見出し画像

正解とか妥当じゃない。自分軸から見えてきた人との向き合い方


わくわくして動き出さずにはいられない原動力「わくわくエンジン®」を持って活動している方たちを紹介する連載「わくわくエンジン®図鑑」。
認定NPO法人キーパーソン21がお届けします。
 

今回は、関西の面白いおじさん。いえ失礼しました、キーパーソン21副代表理事の本田律さんにインタビューしました。律さんといえば、その場の空気を和ませてくれ、盛り上げてくれる人。優しい問いかけからその人の伝えたいことを引き出してくれる方ですが、以前は論破するか、されるかの緊張した接し方だったと言います。企業人、お父さんとしてどのように変わっていったのでしょうか?ぜひご覧ください。

【図鑑No.9】
お名前

本田 律
お仕事
問題を整理して、ズバッと解決策を考えること
わくわくエンジン®
人や物事が本来の姿やありたい姿になり、最大限の力を発揮できるように、自分の力や資源をフル動員してサポートすること

自分のことを自分の言葉で語れない、そして気付いてしまった・・・


ー ー キーパーソン21に関わるようになったきっかけは?

2013年に以前からなんとなく興味を持っていたキャリアコンサルタントの資格を取得し、その活かし方を考えあぐねて、さまざまなセミナーや勉強会に参加していました。そんな中、とあるセミナーに登壇された、キーパーソン21代表の朝山あつこさんの講演を聴いて「あっ、これだ!」とビビッときたんです。自分の中にあった問題意識とぴったりだと感じました。

ー ー どんな問題意識をお持ちだったのでしょうか?


長年、新卒採用担当として多くの大学生と接していました。面接していると、自分のことを自分の言葉で語れない子がけっこういるんです。

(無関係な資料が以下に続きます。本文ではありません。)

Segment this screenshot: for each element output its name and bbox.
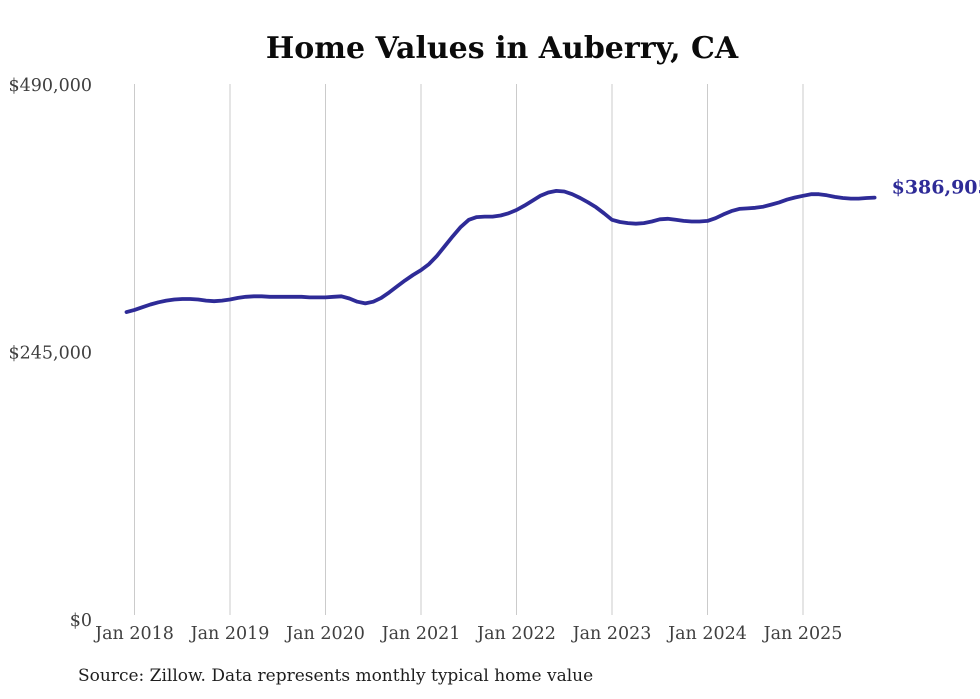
chart-title: Home Values in Auberry, CA: [266, 31, 739, 66]
x-tick-label: Jan 2023: [571, 624, 652, 644]
x-tick-label: Jan 2024: [666, 624, 747, 644]
y-tick-label: $490,000: [8, 76, 92, 96]
source-note: Source: Zillow. Data represents monthly …: [78, 666, 593, 686]
home-value-series-line: [124, 189, 877, 314]
y-tick-label: $0: [70, 611, 92, 631]
y-axis-tick-labels: $0 $245,000 $490,000: [8, 76, 92, 631]
x-tick-label: Jan 2020: [284, 624, 365, 644]
y-tick-label: $245,000: [8, 344, 92, 364]
x-axis-tick-labels: Jan 2018 Jan 2019 Jan 2020 Jan 2021 Jan 2022…: [93, 624, 842, 644]
year-gridlines: [134, 84, 804, 615]
x-tick-label: Jan 2021: [380, 624, 461, 644]
x-tick-label: Jan 2025: [762, 624, 843, 644]
latest-value-label: $386,905: [892, 177, 980, 199]
x-tick-label: Jan 2018: [93, 624, 174, 644]
x-tick-label: Jan 2022: [475, 624, 556, 644]
x-tick-label: Jan 2019: [189, 624, 270, 644]
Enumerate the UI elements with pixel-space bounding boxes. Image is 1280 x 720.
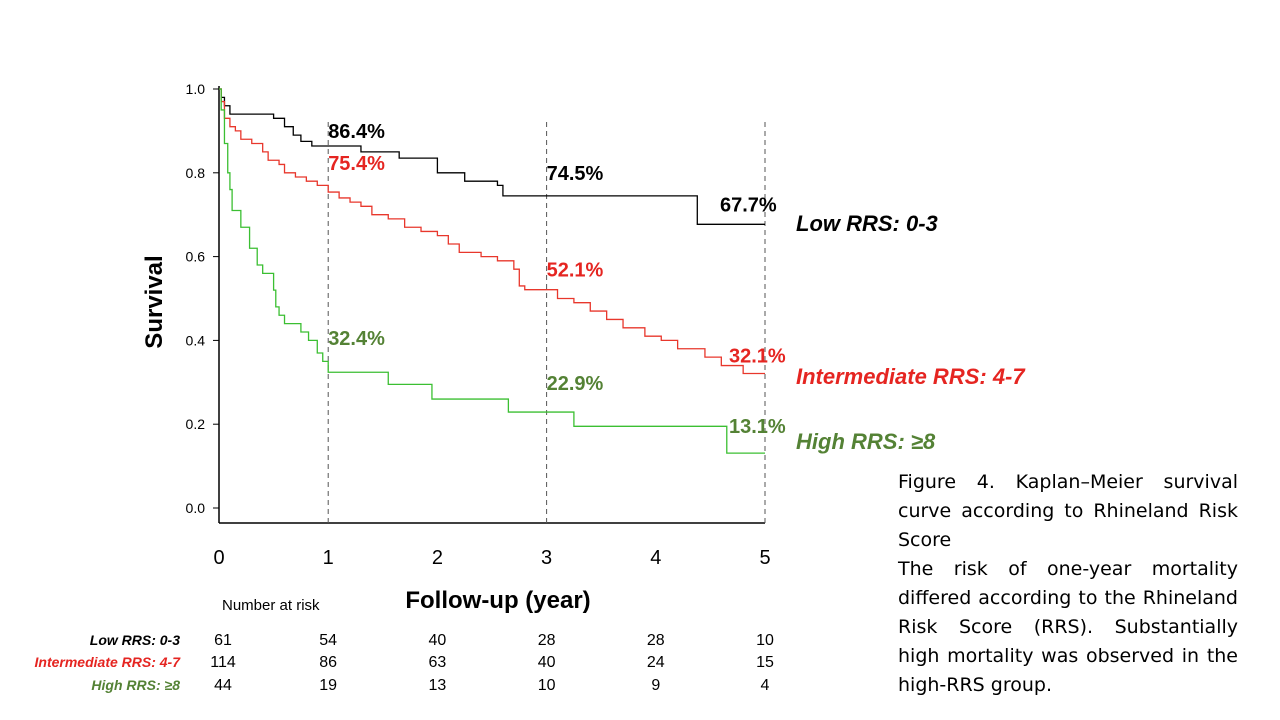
y-tick-label: 0.0 xyxy=(186,500,206,516)
risk-row-label: Intermediate RRS: 4-7 xyxy=(34,654,180,670)
survival-annotation: 74.5% xyxy=(547,163,604,185)
survival-annotation: 32.4% xyxy=(328,328,385,350)
x-tick-label: 4 xyxy=(650,547,661,569)
survival-curves xyxy=(219,88,765,454)
survival-curve-series-2 xyxy=(219,88,765,454)
risk-cell: 63 xyxy=(428,654,447,671)
risk-cell: 44 xyxy=(214,677,232,694)
risk-cell: 19 xyxy=(319,677,338,694)
risk-cell: 40 xyxy=(428,632,447,649)
figure-caption: Figure 4. Kaplan–Meier survival curve ac… xyxy=(898,468,1238,700)
legend-entry-series-2: High RRS: ≥8 xyxy=(796,429,936,454)
survival-annotation: 67.7% xyxy=(720,194,777,216)
risk-cell: 54 xyxy=(319,632,338,649)
risk-cell: 114 xyxy=(210,654,236,671)
risk-row-label: Low RRS: 0-3 xyxy=(89,632,180,648)
risk-cell: 15 xyxy=(756,654,774,671)
survival-annotation: 13.1% xyxy=(729,416,786,438)
x-tick-label: 3 xyxy=(541,547,552,569)
risk-cell: 13 xyxy=(428,677,447,694)
survival-annotation: 32.1% xyxy=(729,346,786,368)
risk-cell: 28 xyxy=(646,632,665,649)
risk-cell: 10 xyxy=(756,632,774,649)
risk-cell: 40 xyxy=(537,654,556,671)
survival-annotation: 86.4% xyxy=(328,121,385,143)
chart-axes: 0.0 0.2 0.4 0.6 0.8 1.0 0 1 2 3 4 5 xyxy=(186,81,771,569)
y-tick-label: 0.6 xyxy=(186,249,206,265)
survival-curve-series-0 xyxy=(219,88,765,225)
risk-cell: 28 xyxy=(537,632,556,649)
curve-legend: Low RRS: 0-3 Intermediate RRS: 4-7 High RR… xyxy=(796,211,1026,454)
y-tick-label: 1.0 xyxy=(186,81,206,97)
risk-cell: 86 xyxy=(319,654,338,671)
risk-cell: 9 xyxy=(651,677,661,694)
x-tick-label: 0 xyxy=(213,547,224,569)
risk-cell: 4 xyxy=(760,677,770,694)
y-tick-label: 0.2 xyxy=(186,416,206,432)
caption-body: The risk of one-year mortality differed … xyxy=(898,558,1238,696)
number-at-risk-title: Number at risk xyxy=(222,597,320,614)
legend-entry-series-0: Low RRS: 0-3 xyxy=(796,211,938,236)
survival-annotation: 22.9% xyxy=(547,373,604,395)
x-tick-label: 1 xyxy=(323,547,334,569)
risk-cell: 24 xyxy=(646,654,665,671)
y-tick-label: 0.4 xyxy=(186,332,206,348)
x-axis-label: Follow-up (year) xyxy=(405,587,590,614)
y-tick-label: 0.8 xyxy=(186,165,206,181)
risk-cell: 61 xyxy=(214,632,232,649)
caption-title: Figure 4. Kaplan–Meier survival curve ac… xyxy=(898,471,1238,551)
survival-annotation: 75.4% xyxy=(328,153,385,175)
risk-cell: 10 xyxy=(537,677,556,694)
risk-row-label: High RRS: ≥8 xyxy=(91,677,180,693)
x-tick-label: 5 xyxy=(759,547,770,569)
y-axis-label: Survival xyxy=(141,255,168,348)
survival-curve-series-1 xyxy=(219,88,765,375)
survival-annotations: 86.4% 74.5% 67.7% 75.4% 52.1% 32.1% 32.4% 22.9%… xyxy=(328,121,786,438)
legend-entry-series-1: Intermediate RRS: 4-7 xyxy=(796,364,1026,389)
survival-annotation: 52.1% xyxy=(547,260,604,282)
x-tick-label: 2 xyxy=(432,547,443,569)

発する言葉からはその子のことが全然見えて来なかったり、良いところがいっぱいありそうなのに自信を持って話せなかったり。良さが出せていなくてもったいないなぁと思いながら、限られた面接時間の中で自社の基準に照らして合格、不合格を出していました。

でも思い起こしてみれば、自分もそうだったなと。成績で学校を選んで、多少興味があるくらいの曖昧な基準で会社を選んで受かったから入った。今の大学生も同じで、そんな風になんとなく生きてきたのに、採用面接で「あなたは何をしてきましたか」と問われても自分らしく語れるはずがないですよね。そんな彼らを見ていて、早い時期から「自分軸」を持つことの必要性を感じていました。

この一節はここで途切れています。